Brant's Volunteers, also known as Joseph Brant's Volunteers, were an irregular unit of Loyalist and Indigenous volunteers raised during the American Revolutionary War by Mohawk war leader, Joseph Brant (Mohawk: Thayendanegea). Brant's Volunteers fought on the side of the British on the frontier of New York and in the Ohio Country. As associators they were not provided uniforms, weapons, provisions, or pay by the British government, and survived by foraging and plundering.

==Formation and history==

Brant began recruiting Mohawk and Loyalist volunteers in 1777 from his base at Onaquaga.
The initial size of his guerrilla company was about 100 men. About 20 were Mohawk allies of the British, and about 80 were Loyalists. Later in the war, Brant was able to attract a larger number of Indigenous warriors to his unit, which grew to over 300 members. The Loyalists were mostly of English, Scottish, and Irish descent recruited from the upper Susquehanna and Delaware river valleys.

Although Brant received a captain's commission in the Six Nations Indian Department in 1780, other members of the group were Loyalist and Indigenous associators (volunteers). They were not paid by the British, and relied upon plunder and foraging for their compensation. Brant often needed to purchase supplies for his volunteers on credit. In 1779, Governor Frederick Haldimand authorized clothing, rations, and medical care, but no monetary payments. Since the unit had no official recognition, many Loyalist members later transferred to Butler's Rangers or the King's Royal Regiment of New York.

Brant's Volunteers participated in the 1777 Siege of Fort Stanwix and the Battle of Oriskany. They fought in 1778 at the Battle of Cobleskill and the Attack on German Flatts. Following the destruction of Onaquaga by Lieutenant Colonel William Butler in October 1778, Brant moved his base of operations to Fort Niagara. Brant's Volunteers were part of the expedition to Cherry Valley, however, most of them refused to participate in the actual attack because of how they had been treated by the expedition's commander, Captain Walter Butler of Butler's Rangers.

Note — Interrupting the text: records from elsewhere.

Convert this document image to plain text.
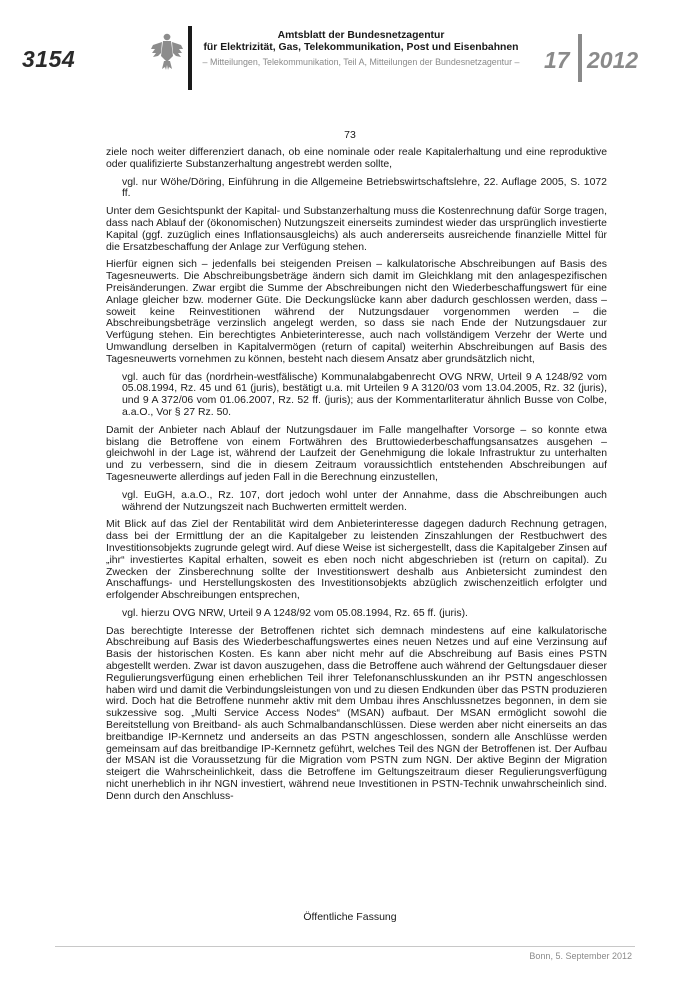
3154
Amtsblatt der Bundesnetzagentur
für Elektrizität, Gas, Telekommunikation, Post und Eisenbahnen
– Mitteilungen, Telekommunikation, Teil A, Mitteilungen der Bundesnetzagentur – 17 2012
73

ziele noch weiter differenziert danach, ob eine nominale oder reale Kapitalerhaltung und eine reproduktive oder qualifizierte Substanzerhaltung angestrebt werden sollte,

vgl. nur Wöhe/Döring, Einführung in die Allgemeine Betriebswirtschaftslehre, 22. Auflage 2005, S. 1072 ff.

Unter dem Gesichtspunkt der Kapital- und Substanzerhaltung muss die Kostenrechnung dafür Sorge tragen, dass nach Ablauf der (ökonomischen) Nutzungszeit einerseits zumindest wieder das ursprünglich investierte Kapital (ggf. zuzüglich eines Inflationsausgleichs) als auch andererseits ausreichende finanzielle Mittel für die Ersatzbeschaffung der Anlage zur Verfügung stehen.

Hierfür eignen sich – jedenfalls bei steigenden Preisen – kalkulatorische Abschreibungen auf Basis des Tagesneuwerts. Die Abschreibungsbeträge ändern sich damit im Gleichklang mit den anlagespezifischen Preisänderungen. Zwar ergibt die Summe der Abschreibungen nicht den Wiederbeschaffungswert für eine Anlage gleicher bzw. moderner Güte. Die Deckungslücke kann aber dadurch geschlossen werden, dass – soweit keine Reinvestitionen während der Nutzungsdauer vorgenommen werden – die Abschreibungsbeträge verzinslich angelegt werden, so dass sie nach Ende der Nutzungsdauer zur Verfügung stehen. Ein berechtigtes Anbieterinteresse, auch nach vollständigem Verzehr der Werte und Umwandlung derselben in Kapitalvermögen (return of capital) weiterhin Abschreibungen auf Basis des Tagesneuwerts vornehmen zu können, besteht nach diesem Ansatz aber grundsätzlich nicht,

vgl. auch für das (nordrhein-westfälische) Kommunalabgabenrecht OVG NRW, Urteil 9 A 1248/92 vom 05.08.1994, Rz. 45 und 61 (juris), bestätigt u.a. mit Urteilen 9 A 3120/03 vom 13.04.2005, Rz. 32 (juris), und 9 A 372/06 vom 01.06.2007, Rz. 52 ff. (juris); aus der Kommentarliteratur ähnlich Busse von Colbe, a.a.O., Vor § 27 Rz. 50.

Damit der Anbieter nach Ablauf der Nutzungsdauer im Falle mangelhafter Vorsorge – so konnte etwa bislang die Betroffene von einem Fortwähren des Bruttowiederbeschaffungsansatzes ausgehen – gleichwohl in der Lage ist, während der Laufzeit der Genehmigung die lokale Infrastruktur zu unterhalten und zu verbessern, sind die in diesem Zeitraum voraussichtlich entstehenden Abschreibungen auf Tagesneuwerte allerdings auf jeden Fall in die Berechnung einzustellen,

vgl. EuGH, a.a.O., Rz. 107, dort jedoch wohl unter der Annahme, dass die Abschreibungen auch während der Nutzungszeit nach Buchwerten ermittelt werden.

Mit Blick auf das Ziel der Rentabilität wird dem Anbieterinteresse dagegen dadurch Rechnung getragen, dass bei der Ermittlung der an die Kapitalgeber zu leistenden Zinszahlungen der Restbuchwert des Investitionsobjekts zugrunde gelegt wird. Auf diese Weise ist sichergestellt, dass die Kapitalgeber Zinsen auf „ihr“ investiertes Kapital erhalten, soweit es eben noch nicht abgeschrieben ist (return on capital). Zu Zwecken der Zinsberechnung sollte der Investitionswert deshalb aus Anbietersicht zumindest den Anschaffungs- und Herstellungskosten des Investitionsobjekts abzüglich zwischenzeitlich erfolgter und erfolgender Abschreibungen entsprechen,

vgl. hierzu OVG NRW, Urteil 9 A 1248/92 vom 05.08.1994, Rz. 65 ff. (juris).

Das berechtigte Interesse der Betroffenen richtet sich demnach mindestens auf eine kalkulatorische Abschreibung auf Basis des Wiederbeschaffungswertes eines neuen Netzes und auf eine Verzinsung auf Basis der historischen Kosten. Es kann aber nicht mehr auf die Abschreibung auf Basis eines PSTN abgestellt werden. Zwar ist davon auszugehen, dass die Betroffene auch während der Geltungsdauer dieser Regulierungsverfügung einen erheblichen Teil ihrer Telefonanschlusskunden an ihr PSTN angeschlossen haben wird und damit die Verbindungsleistungen von und zu diesen Endkunden über das PSTN produzieren wird. Doch hat die Betroffene nunmehr aktiv mit dem Umbau ihres Anschlussnetzes begonnen, in dem sie sukzessive sog. „Multi Service Access Nodes“ (MSAN) aufbaut. Der MSAN ermöglicht sowohl die Bereitstellung von Breitband- als auch Schmalbandanschlüssen. Diese werden aber nicht einerseits an das breitbandige IP-Kernnetz und anderseits an das PSTN angeschlossen, sondern alle Anschlüsse werden gemeinsam auf das breitbandige IP-Kernnetz geführt, welches Teil des NGN der Betroffenen ist. Der Aufbau der MSAN ist die Voraussetzung für die Migration vom PSTN zum NGN. Der aktive Beginn der Migration steigert die Wahrscheinlichkeit, dass die Betroffene im Geltungszeitraum dieser Regulierungsverfügung nicht unerheblich in ihr NGN investiert, während neue Investitionen in PSTN-Technik unwahrscheinlich sind. Denn durch den Anschluss-

Öffentliche Fassung
Bonn, 5. September 2012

In 1779, Brant's Volunteers defeated the American militia at the Battle of Minisink, but were brushed aside by the Continental Army at the Battle of Newtown. In 1780, Brant and his volunteers destroyed Kanonwalohale, the principal village of the pro-American Oneidas, and participated in a large-scale raid on the Schoharie Creek and Mohawk River valleys that culminated in the inconclusive Battle of Klock's Field. The following year Brant operated in the Ohio Country and in August participated in a successful ambush of a detachment of Brigadier General George Rogers Clark's army.

==Uniforms==
Lacking uniforms, Brant's Loyalist volunteers frequently dressed and painted themselves as Indigenous warriors. When they wore civilian clothing in battle, Brant had them attach yellow lace to their hats so they could be easily identified as Loyalists.

==Post-war==
By late 1783, just 15 Loyalists remained with Brant's Volunteers. Many of these later settled with Joseph Brant and the Mohawk on the reserve established in 1784 along the Grand River in what is now Ontario.